As it happens, the wall between us

is very thin.  Why couldn’t a cry

from one of us

break it down?  It would crumble

easily,

 

it would barely make a sound.[1]

The wall between us is very thin…

This desire to rest in the Moreness of things has been in my heart these past few weeks, before, during and after Carolyn and Suzanne Williams’ funeral to be sure.  But also in talking with friends in the parish scared about their dear friend who had a heart attack.  Visiting with others who have such meaningful stories, experiences, and yearn for a space to go to—to be held in—something deeper, more profound.  Supporting others struggling with how to be present to children in the midst of pain and heartache and addiction.  Holding pilgrims in prayer as they journey through the deep and thick space of the Holy Land and soon Rome.
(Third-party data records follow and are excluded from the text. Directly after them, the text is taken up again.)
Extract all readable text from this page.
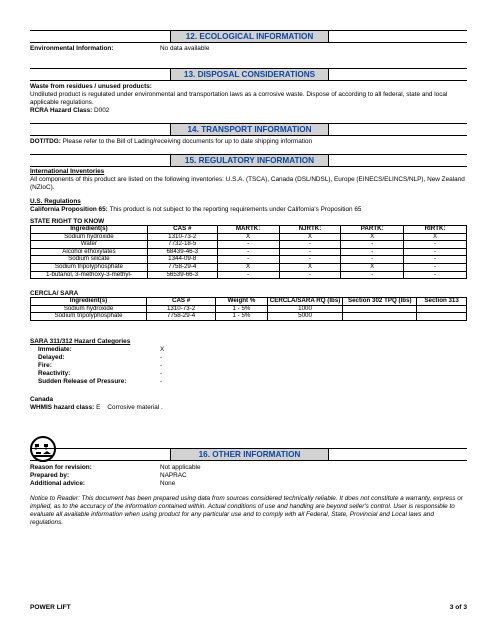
12. ECOLOGICAL INFORMATION
Environmental Information:	No data available
13. DISPOSAL CONSIDERATIONS
Waste from residues / unused products:
Undiluted product is regulated under environmental and transportation laws as a corrosive waste. Dispose of according to all federal, state and local applicable regulations.
RCRA Hazard Class: D002
14. TRANSPORT INFORMATION
DOT/TDG: Please refer to the Bill of Lading/receiving documents for up to date shipping information
15. REGULATORY INFORMATION
International Inventories
All components of this product are listed on the following inventories: U.S.A. (TSCA), Canada (DSL/NDSL), Europe (EINECS/ELINCS/NLP), New Zealand (NZIoC).
U.S. Regulations
California Proposition 65: This product is not subject to the reporting requirements under California's Proposition 65
STATE RIGHT TO KNOW
Ingredient(s)	CAS #	MARTK:	NJRTK:	PARTK:	RIRTK:
Sodium hydroxide	1310-73-2	X	X	X	X
Water	7732-18-5	-	-	-	-
Alcohol ethoxylates	68439-46-3	-	-	-	-
Sodium silicate	1344-09-8	-	-	-	-
Sodium tripolyphosphate	7758-29-4	X	X	X	-
1-butanol, 3-methoxy-3-methyl-	56539-66-3	-	-	-	-
CERCLA/ SARA
Ingredient(s)	CAS #	Weight %	CERCLA/SARA RQ (lbs)	Section 302 TPQ (lbs)	Section 313
Sodium hydroxide	1310-73-2	1 - 5%	1000		
Sodium tripolyphosphate	7758-29-4	1 - 5%	5000		
SARA 311/312 Hazard Categories
Immediate:	X
Delayed:	-
Fire:	-
Reactivity:	-
Sudden Release of Pressure:	-
Canada
WHMIS hazard class: E    Corrosive material .
16. OTHER INFORMATION
Reason for revision:	Not applicable
Prepared by:	NAPRAC
Additional advice:	None
Notice to Reader: This document has been prepared using data from sources considered technically reliable. It does not constitute a warranty, express or implied, as to the accuracy of the information contained within. Actual conditions of use and handling are beyond seller's control. User is responsible to evaluate all available information when using product for any particular use and to comply with all Federal, State, Provincial and Local laws and regulations.
POWER LIFT	3 of 3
Often when I get home in the evening, I sit in my meditation room and look back over the day…trying to pay attention and notice all the ways we are connected….

And, friends, that is where I encounter this Moreness, this depth of existence…this presence of God…

I experience it in the connectedness of things… In those moments when we realize how tight our hearts are bound together—no matter how far the distance between us.  In those times when, out of the blue, it is as though my grandmother is sitting next to me and I can hear her voice in my mind…in my heart.  I can hear her laugh.

In those moments when we are transported from a space where we wonder if God “is real” to resting in the spaciousness of an awareness of God’s presence that infuses us…with a peace that truly does surpass our understanding.

This is our sacramental life.  This is the deep nature of things…the reality that contemplative practice invites us into.  As Tilden Edwards describes, “within us there is a capacity for touching reality more directly than with the thinking mind.  It is activated when we’re willing to let go of the thoughts that come through our mind and to sit in the spacious openness that appears between and behind them.”[2]  Only here can we come to understand what it means to partake in what Jesus describes as “Blessedness.”

[1] Ranier Maria Rilke, The Book of Hours: Love Poems to God, Translated by Anita Burrows and Joanna Macy (New York: Riverhead Books, ), 53.

[2] Tilden Edwards, Embracing the Call to Spritual Depth: Gifts for Contemplative Living (New York/Mahwey, New Jersey: Paulist Press, 2010), 6.